Não há drama nas imagens, parecem paisagens prosaicas e ao mesmo tempo estranhas, intrigantes. Se o espectador passar rápido por elas, não vai ver nada. Aí sempre mora o perigo. A ameaça iminente está nos detalhes. Este trabalho desdobra uma interrogação que já era muito cara ao projeto anterior da artista, sobre Chernobyl – encontrar alguma visibilidade para o que nos ameaça concretamente e não é perceptível pelo olho (nem pela câmera). Como transformar em imagem essa invisibilidade?

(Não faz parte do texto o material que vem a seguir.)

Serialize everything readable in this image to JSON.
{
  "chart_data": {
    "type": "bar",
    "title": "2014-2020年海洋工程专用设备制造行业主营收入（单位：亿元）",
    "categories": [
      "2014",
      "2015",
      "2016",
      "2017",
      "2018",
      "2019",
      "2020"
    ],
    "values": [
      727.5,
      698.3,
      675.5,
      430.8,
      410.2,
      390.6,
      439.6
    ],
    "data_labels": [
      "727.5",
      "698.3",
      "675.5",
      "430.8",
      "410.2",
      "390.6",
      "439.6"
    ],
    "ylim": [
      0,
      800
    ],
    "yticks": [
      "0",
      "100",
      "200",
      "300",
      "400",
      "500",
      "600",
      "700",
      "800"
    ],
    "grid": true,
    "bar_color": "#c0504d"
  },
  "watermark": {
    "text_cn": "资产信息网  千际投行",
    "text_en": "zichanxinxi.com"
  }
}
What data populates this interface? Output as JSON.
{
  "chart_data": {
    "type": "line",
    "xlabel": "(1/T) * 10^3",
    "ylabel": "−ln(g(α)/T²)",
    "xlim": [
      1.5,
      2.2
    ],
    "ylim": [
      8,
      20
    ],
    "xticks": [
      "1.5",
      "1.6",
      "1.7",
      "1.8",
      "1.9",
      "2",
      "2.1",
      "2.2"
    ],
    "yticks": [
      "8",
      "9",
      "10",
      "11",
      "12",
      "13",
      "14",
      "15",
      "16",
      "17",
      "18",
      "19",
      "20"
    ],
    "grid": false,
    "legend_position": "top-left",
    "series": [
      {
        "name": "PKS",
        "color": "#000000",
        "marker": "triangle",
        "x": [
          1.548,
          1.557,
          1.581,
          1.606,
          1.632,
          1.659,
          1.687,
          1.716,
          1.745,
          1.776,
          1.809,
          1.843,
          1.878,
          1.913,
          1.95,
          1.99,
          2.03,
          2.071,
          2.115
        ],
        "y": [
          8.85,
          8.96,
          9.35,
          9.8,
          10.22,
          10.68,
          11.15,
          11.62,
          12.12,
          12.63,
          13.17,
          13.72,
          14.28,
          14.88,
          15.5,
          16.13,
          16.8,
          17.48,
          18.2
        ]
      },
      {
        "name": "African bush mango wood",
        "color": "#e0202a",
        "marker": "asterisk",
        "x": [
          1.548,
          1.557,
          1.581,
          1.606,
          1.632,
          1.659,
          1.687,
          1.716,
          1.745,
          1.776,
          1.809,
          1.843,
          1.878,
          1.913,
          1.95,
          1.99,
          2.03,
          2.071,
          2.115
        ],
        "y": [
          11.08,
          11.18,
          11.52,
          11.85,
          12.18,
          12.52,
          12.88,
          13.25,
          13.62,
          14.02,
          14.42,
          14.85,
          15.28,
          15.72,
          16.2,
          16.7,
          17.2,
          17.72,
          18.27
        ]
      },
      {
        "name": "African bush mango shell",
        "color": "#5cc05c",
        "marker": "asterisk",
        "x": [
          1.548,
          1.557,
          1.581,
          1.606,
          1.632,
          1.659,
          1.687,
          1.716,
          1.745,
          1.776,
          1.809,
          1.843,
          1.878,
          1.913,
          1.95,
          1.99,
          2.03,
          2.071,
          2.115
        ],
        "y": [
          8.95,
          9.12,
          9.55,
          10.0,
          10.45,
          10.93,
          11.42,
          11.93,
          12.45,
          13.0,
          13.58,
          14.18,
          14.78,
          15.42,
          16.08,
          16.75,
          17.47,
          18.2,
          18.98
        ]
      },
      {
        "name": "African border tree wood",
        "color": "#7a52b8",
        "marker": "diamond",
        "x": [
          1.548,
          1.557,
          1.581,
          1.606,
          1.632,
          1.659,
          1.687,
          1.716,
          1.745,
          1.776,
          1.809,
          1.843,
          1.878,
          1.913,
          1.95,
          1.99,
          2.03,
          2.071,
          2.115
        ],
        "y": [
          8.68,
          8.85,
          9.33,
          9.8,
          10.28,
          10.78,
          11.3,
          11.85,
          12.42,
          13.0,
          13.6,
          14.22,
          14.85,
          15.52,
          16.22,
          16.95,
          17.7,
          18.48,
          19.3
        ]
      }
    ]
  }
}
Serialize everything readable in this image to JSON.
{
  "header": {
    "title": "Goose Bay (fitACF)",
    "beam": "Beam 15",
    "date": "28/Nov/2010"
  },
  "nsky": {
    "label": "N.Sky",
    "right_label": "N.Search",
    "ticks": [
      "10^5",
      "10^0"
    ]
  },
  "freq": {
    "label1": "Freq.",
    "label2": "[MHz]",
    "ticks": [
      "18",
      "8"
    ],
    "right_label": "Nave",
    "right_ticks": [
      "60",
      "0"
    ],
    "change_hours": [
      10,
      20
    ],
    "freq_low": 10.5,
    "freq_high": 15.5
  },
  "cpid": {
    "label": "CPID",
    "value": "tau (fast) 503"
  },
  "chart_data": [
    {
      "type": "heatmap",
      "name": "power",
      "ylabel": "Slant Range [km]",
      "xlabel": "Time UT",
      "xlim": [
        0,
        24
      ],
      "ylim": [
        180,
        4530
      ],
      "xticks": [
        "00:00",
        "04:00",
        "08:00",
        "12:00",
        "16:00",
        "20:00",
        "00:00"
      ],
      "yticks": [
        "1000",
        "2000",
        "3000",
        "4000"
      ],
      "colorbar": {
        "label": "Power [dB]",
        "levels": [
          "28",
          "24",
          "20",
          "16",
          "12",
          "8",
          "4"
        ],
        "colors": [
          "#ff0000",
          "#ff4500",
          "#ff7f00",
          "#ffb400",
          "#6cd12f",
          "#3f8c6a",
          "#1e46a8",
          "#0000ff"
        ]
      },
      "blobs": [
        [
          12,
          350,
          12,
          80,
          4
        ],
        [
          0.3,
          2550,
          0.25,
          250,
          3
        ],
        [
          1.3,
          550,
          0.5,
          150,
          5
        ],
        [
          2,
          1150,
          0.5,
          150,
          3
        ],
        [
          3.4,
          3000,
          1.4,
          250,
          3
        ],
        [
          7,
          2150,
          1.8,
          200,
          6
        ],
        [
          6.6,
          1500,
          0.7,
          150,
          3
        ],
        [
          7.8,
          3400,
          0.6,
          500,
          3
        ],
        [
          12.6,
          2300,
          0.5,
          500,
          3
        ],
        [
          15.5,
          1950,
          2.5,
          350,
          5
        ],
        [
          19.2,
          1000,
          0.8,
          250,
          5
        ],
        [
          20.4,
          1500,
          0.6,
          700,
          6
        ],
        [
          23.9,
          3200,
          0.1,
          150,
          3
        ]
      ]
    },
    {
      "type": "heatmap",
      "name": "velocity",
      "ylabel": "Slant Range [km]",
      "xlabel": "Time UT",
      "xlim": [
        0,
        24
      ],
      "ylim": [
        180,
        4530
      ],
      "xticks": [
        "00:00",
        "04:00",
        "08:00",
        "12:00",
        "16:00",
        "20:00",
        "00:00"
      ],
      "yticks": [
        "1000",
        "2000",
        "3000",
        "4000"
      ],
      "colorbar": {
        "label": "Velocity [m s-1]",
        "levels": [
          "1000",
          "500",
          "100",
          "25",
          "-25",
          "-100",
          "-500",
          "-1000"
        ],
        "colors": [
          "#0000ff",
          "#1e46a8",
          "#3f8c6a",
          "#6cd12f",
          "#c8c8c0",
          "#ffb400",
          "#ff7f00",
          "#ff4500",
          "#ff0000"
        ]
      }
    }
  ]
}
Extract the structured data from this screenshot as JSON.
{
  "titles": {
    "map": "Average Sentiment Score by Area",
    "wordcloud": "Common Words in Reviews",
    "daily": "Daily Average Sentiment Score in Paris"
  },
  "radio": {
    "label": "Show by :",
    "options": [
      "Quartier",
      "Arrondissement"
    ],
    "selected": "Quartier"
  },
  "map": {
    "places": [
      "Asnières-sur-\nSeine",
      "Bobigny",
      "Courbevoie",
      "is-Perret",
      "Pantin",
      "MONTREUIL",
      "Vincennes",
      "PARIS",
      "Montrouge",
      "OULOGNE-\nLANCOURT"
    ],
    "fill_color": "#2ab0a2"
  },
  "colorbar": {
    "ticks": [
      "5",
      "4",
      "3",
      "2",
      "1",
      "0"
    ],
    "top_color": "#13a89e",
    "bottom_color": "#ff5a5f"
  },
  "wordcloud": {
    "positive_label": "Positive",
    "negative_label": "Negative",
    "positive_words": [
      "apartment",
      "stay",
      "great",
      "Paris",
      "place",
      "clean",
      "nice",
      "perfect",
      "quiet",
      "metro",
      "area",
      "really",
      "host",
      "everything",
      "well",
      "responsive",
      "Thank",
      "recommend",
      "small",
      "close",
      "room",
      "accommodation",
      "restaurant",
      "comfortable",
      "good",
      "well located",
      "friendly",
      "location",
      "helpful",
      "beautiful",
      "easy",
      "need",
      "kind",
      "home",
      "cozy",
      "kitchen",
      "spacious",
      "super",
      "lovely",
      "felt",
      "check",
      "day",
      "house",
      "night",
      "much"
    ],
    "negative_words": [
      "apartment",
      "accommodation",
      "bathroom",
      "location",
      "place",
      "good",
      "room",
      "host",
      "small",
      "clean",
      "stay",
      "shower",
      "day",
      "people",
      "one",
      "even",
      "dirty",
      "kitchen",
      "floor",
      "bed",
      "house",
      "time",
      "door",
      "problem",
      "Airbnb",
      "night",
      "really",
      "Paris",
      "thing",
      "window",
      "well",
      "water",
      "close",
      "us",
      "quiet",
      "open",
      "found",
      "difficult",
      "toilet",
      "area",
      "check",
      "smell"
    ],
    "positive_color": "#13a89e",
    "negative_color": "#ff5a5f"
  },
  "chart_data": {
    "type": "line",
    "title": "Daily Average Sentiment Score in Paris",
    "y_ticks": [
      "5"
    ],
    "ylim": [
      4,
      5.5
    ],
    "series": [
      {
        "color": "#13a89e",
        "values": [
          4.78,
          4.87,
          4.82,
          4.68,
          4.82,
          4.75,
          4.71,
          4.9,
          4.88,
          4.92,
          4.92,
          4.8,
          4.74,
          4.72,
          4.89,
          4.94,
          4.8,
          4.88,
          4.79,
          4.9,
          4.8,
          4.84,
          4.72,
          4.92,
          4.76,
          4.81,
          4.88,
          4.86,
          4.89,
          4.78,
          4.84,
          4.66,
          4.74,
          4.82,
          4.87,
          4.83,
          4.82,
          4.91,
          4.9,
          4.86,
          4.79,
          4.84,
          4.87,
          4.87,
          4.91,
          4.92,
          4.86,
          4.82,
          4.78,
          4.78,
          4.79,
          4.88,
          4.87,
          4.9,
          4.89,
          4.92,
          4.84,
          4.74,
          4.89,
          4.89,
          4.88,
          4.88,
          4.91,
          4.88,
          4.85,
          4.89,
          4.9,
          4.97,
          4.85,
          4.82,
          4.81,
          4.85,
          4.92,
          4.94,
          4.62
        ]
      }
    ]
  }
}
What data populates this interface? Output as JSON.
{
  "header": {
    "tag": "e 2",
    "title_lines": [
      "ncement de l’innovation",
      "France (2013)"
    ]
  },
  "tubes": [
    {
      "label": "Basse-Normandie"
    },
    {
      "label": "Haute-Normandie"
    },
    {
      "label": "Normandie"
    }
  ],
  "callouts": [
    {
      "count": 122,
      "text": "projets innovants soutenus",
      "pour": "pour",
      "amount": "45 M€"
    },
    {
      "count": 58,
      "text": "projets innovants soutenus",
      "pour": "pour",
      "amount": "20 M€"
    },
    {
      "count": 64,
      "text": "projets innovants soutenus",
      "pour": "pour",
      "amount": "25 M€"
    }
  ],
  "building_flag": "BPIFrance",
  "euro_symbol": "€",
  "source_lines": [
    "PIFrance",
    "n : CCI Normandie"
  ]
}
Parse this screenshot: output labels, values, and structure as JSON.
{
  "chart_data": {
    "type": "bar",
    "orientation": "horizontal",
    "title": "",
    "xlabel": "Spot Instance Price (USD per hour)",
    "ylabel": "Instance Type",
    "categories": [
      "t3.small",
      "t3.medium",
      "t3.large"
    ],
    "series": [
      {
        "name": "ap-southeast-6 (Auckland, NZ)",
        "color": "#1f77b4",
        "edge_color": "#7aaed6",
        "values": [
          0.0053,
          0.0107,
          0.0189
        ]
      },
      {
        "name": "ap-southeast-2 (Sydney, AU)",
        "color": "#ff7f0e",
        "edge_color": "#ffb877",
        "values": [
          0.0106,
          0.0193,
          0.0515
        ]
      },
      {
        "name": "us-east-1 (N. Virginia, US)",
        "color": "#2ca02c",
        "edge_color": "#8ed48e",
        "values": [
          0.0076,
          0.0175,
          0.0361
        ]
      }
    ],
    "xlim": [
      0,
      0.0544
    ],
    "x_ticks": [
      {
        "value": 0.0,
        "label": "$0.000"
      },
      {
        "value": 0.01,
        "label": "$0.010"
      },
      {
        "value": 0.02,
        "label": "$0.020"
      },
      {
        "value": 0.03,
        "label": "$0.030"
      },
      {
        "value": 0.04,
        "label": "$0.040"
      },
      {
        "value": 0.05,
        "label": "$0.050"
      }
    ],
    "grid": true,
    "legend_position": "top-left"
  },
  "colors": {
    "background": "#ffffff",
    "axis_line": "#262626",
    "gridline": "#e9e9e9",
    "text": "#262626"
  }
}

Curadoria Luiz Camillo Osorio

 


 

TER – SEX · 14H00 – 19H00

Sala de Exposições da Escola das Artes
ENTRADA LIVRE

 


BIOGRAFIAS
 
ALICE MICELI
A obra de Alice Miceli (Rio de Janeiro, 1980) caracteriza-se por alternar entre vídeo e fotografia, muitas vezes partindo da investigação de eventos históricos e viagens exploratórias, por meio das quais a artista reconstitui traços culturais e físicos de traumas passados infligidos em paisagens sociais e naturais. O seu trabalho faz parte de coleções importantes a nível internacional como as do Museu de Arte Moderna do Rio de Janeiro (Brasil), Cisneros Fontanals Art Foundation (EUA) e Moscow Biennale Art Foundation (Rússia). Recentemente, realizou exposições a solo na Americas Society, em Nova York, e no Instituto PIPA, no Rio de Janeiro, assim como diversas mostras coletivas e feiras de arte nos Estados Unidos, Brasil e Europa. Em 2022, o seu trabalho será apresentado na próxima edição da 17ª Bienal de Istambul.
 
 
LUIZ CAMILLO OSORIO
Diretor do Departamento de Filosofia da PUC-Rio; membro do GT de estética do CNPQ, bolsista PQ CNPq (nível 2). Doutor em Filosofia, PUC-Rio (1998).
Trabalha na área de Estética e Filosofia da Arte. Os seus principais focos de interesse na investigação são: As articulações entre arte, estética e política; Autonomia e engajamento; Teorias do gênio, desinteresse e sublime; História das vanguardas; A atualidade do juízo e a potência crítica da arte no mundo contemporâneo; curadoria, crítica e história da arte; As relações entre arte, museu e mercado.
Paralelamente à pesquisa acadêmica atua como crítico e curador. Foi curador do Museu de Arte Moderna do Rio de Janeiro entre 2009 e 2015 e curador do Pavilhão brasileiro na Bienal de Veneza de 2015. Foi do conselho de curadoria do MAM-SP entre 2005 e 2009. Assinou coluna de crítica de arte nos Jornais O Globo (1998/2000 e 2003/2006) e Jornal do Brasil (2001) e na revista espanhola EXIT Express (2006/2007). Membro do grupo de Pesquisa cadastrado no CNPQ – Arte, Autonomia e Política – com os professores Pedro Duarte (Filosofia PUC-Rio) e Sergio Martins (História PUC-Rio).